In response, Kelly said Customs has made recommendations, including: using discreet transponders to better monitor cargo movement, developing stronger penalties including a separate bond for repeat violators, working closer with FDA and destroying and or re-exporting any tainted food.

And Agriculture's food safety and inspection administrator Thomas Billy touted his agency's FSIS, which monitors all meat, poultry and egg product imports from 37 countries certified to be maintaining U.S. production standards.

While FSIS was offered as a possible model for the FDA to use in developing stricter controls on fruit and vegetable imports, Billy noted, however, that FSIS deals with a much smaller quantity of imports than those of produce as well as far fewer production facilities. For example, he said, FSIS typically monitors centralized slaughterhouses as opposed to small, independent farms.

FMI's Hammonds testified that a redeployment of inspectors would not pose a problem for FSIS, if it adopts a new inspection system currently under consideration by Billy, which would free up more inspectors for other programs like imported produce. The proposed inspection model (covering meat and poultry) would rely more on prevention, rather than physical inspection.

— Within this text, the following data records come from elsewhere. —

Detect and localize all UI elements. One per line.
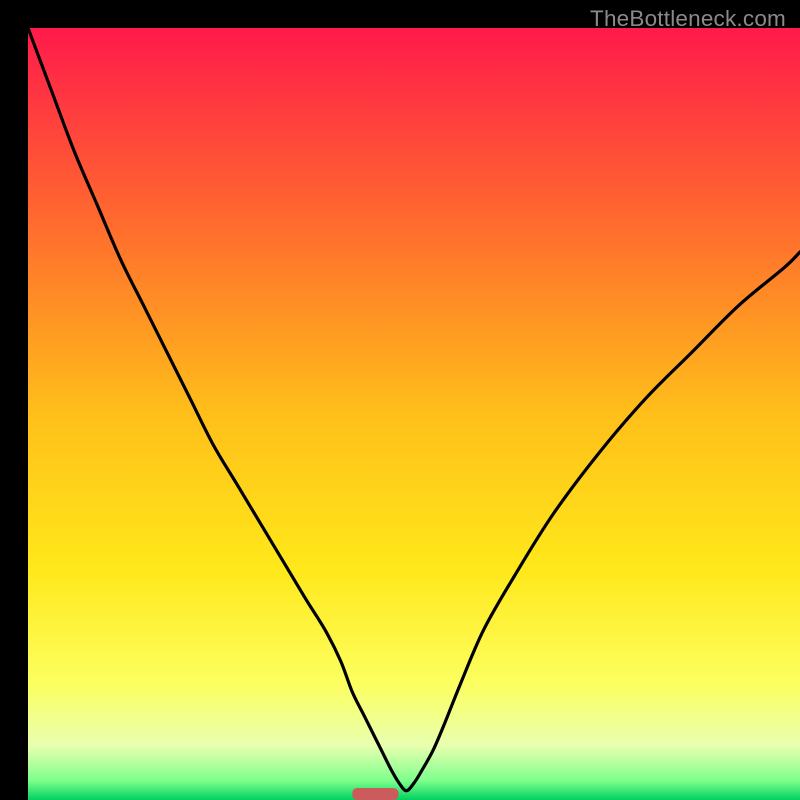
chart-plot xyxy=(28,28,800,800)
watermark-text: TheBottleneck.com xyxy=(590,6,786,32)
bottleneck-marker xyxy=(352,788,398,800)
chart-frame xyxy=(14,14,786,786)
chart-background xyxy=(28,28,800,800)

Finally, Thursday's hearing also featured testimony from four Senators considered the front-runners on the food-safety front: Sens. Edward Kennedy, D-Mass., Barbara Milkulski, D-Md., Paul Coverdell, R-Ga., and Tom Harkin, D-Iowa, who spoke of the need for new food-safety legislation.

Currently, they said, 12 food-safety bills are now pending in various subcommittees and a conference committee is at work considering an Agriculture Appropriations bill which includes $66 million in new spending for the President's Food Safety Initiative committee to oversee 20 food-safety program areas.

Milkulski, who with Kennedy has co-sponsored legislation to give FDA more inspection and enforcement power, argued against just adding more inspectors to U.S. ports without additional changes to the nation's food-safety net. "You can't assure our food-safety one raspberry at a time," Mikulski said. "What we need to do is not only manage the panic and the fear, but come up with sensible solutions."

And that's only more necessary now, she said, with one-third of all fresh fruits and 12% of all fresh vegetables consumed in the United States coming from foreign countries. In 1996, the U.S. imported $7.2 billions worth of fruit and vegetables alone from 90 different countries.